It may sound like an unusual prescription, but it's an increasingly common one at a hospital where physical fitness is part of doctor's orders for patients battling obesity.
The effort is the result of an unusual partnership between physicians and hiking enthusiasts. Just a few months old and already earning praise, the program involves several dozen doctors writing detailed, albeit symbolic, prescriptions for getting fit and then giving patients trail maps to accomplish it.
"The idea is to make a more specific explanation," said Dr. Charles Brackett, director of the program at Dartmouth-Hitchcock Medical Center in Lebanon, N.H.
"You can say, 'Walk this trail near your house twice a day,' as opposed to, 'You're supposed to exercise more."'
That personalization is key. In weight-obsessed America — where two-thirds of adults are overweight or obese — follow-through on fitness and nutrition can be as much a problem as ignorance.
Studies show that the more concrete a doctor's advice, the more likely a patient is to heed it. While Dartmouth-Hitchcock's prescriptions aren't technically real, the hope is that the format makes the advice hard to ignore.
It made the difference for Gloria Beattie, a 72-year-old woman for whom Brackett prescribed fitness in December. Winter weather so far has kept her off the hiking trails, but the prescription motivated her to get on her treadmill.
Before that, the overweight woman got little exercise, adding to her existing health problems. She already has lost 12 pounds and is eager for spring so she can head outdoors.
"It had a big effect," she said of the prescription. "If no one says anything, you just keep letting it go. But if they talk to you and explain why you need it ... you finally come to the realization that exercise is really the thing that you need."
Using the power of the prescription pad to encourage physical fitness isn't new, but in general medicine it is rare.
Though so-called exercise prescriptions are widely used by doctors at obesity clinics, the practice hasn't caught on with general practitioners.
In fact, few primary care doctors talk about fitness and weight loss at all with patients, even obese ones, said Dr. JoAnn Manson, chief of preventive medicine at Brigham and Women's Hospital in Boston.

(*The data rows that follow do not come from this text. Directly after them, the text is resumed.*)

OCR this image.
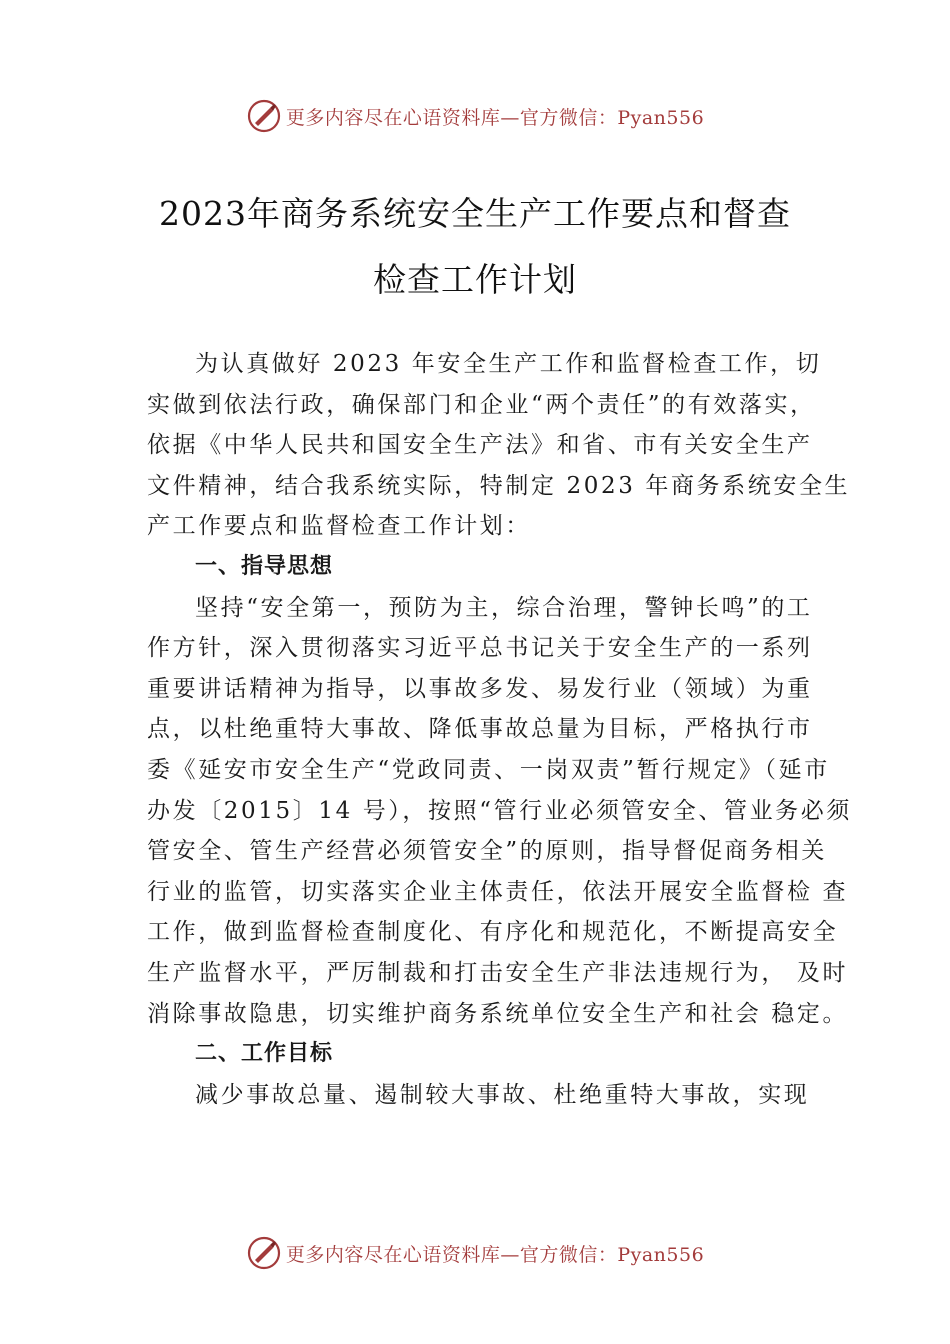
更多内容尽在心语资料库—官方微信：Pyan556
2023年商务系统安全生产工作要点和督查
检查工作计划
为认真做好 2023 年安全生产工作和监督检查工作，切
实做到依法行政，确保部门和企业“两个责任”的有效落实，
依据《中华人民共和国安全生产法》和省、市有关安全生产
文件精神，结合我系统实际，特制定 2023 年商务系统安全生
产工作要点和监督检查工作计划：
一、指导思想
坚持“安全第一，预防为主，综合治理，警钟长鸣”的工
作方针，深入贯彻落实习近平总书记关于安全生产的一系列
重要讲话精神为指导，以事故多发、易发行业（领域）为重
点，以杜绝重特大事故、降低事故总量为目标，严格执行市
委《延安市安全生产“党政同责、一岗双责”暂行规定》（延市
办发〔2015〕14 号），按照“管行业必须管安全、管业务必须
管安全、管生产经营必须管安全”的原则，指导督促商务相关
行业的监管，切实落实企业主体责任，依法开展安全监督检 查
工作，做到监督检查制度化、有序化和规范化，不断提高安全
生产监督水平，严厉制裁和打击安全生产非法违规行为， 及时
消除事故隐患，切实维护商务系统单位安全生产和社会 稳定。
二、工作目标
减少事故总量、遏制较大事故、杜绝重特大事故，实现
更多内容尽在心语资料库—官方微信：Pyan556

That's because the medical community has been slow to address lifestyle as a means of disease prevention, said Manson, co-author of a report urging doctors to counsel patients on exercise and weight control.

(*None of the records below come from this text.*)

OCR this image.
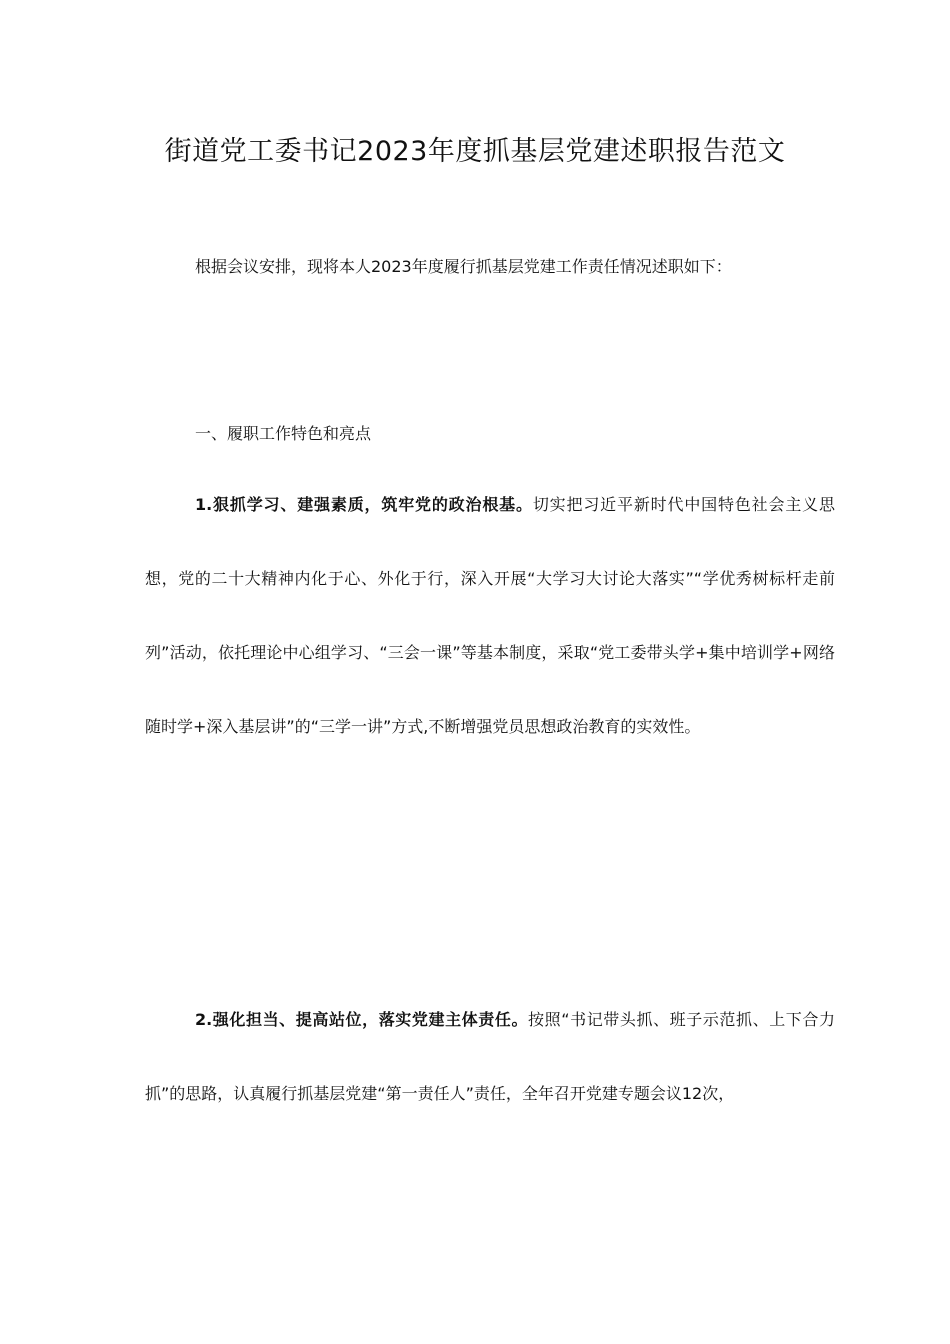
街道党工委书记2023年度抓基层党建述职报告范文

根据会议安排，现将本人2023年度履行抓基层党建工作责任情况述职如下：

一、履职工作特色和亮点

1.狠抓学习、建强素质，筑牢党的政治根基。切实把习近平新时代中国特色社会主义思想，党的二十大精神内化于心、外化于行，深入开展“大学习大讨论大落实”“学优秀树标杆走前列”活动，依托理论中心组学习、“三会一课”等基本制度，采取“党工委带头学+集中培训学+网络随时学+深入基层讲”的“三学一讲”方式,不断增强党员思想政治教育的实效性。

2.强化担当、提高站位，落实党建主体责任。按照“书记带头抓、班子示范抓、上下合力抓”的思路，认真履行抓基层党建“第一责任人”责任，全年召开党建专题会议12次，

"A prescription for exercise may be the most important prescription a physician writes all day," she said.
"If a prescription for medication could reduce the risk of heart disease, stroke, Type 2 diabetes and osteoporosis by 40 percent, everyone would be clamoring for it. Well, a prescription for brisk walking has the potential to do just that."
At Dartmouth-Hitchcock, exams of overweight and sedentary patients end with the doctor writing fitness advice on a prescription-like form, then offering a booklet of trail maps and a pep talk about physical activity and good health.
Doctors also can ask patients to buy pedometers ($4 from the receptionist) and check a box on their charts to arrange for a student from Dartmouth Medical School, with which the hospital is affiliated, to make a follow-up call in a month. The goal isn't to tell people to work out, but to work in physical activity, said Wally Elton, executive director of Upper Valley Trails Alliance in White River Junction, Vt., the hospital's partner in the program.
So far, the program has cost only about $14,000. Much of that has been covered with a grant by Upper Valley Trails, with help from the National Parks Service.
Dr. Mike Jensen, a board member of the North American Association for the Study of Obesity, said no matter how small the effect of the program, the effort will be worth it.
"The cost of what they're doing is practically nothing," he said. "So even if it only works in 5 percent of the people, that's a huge benefit because the cost is nothing."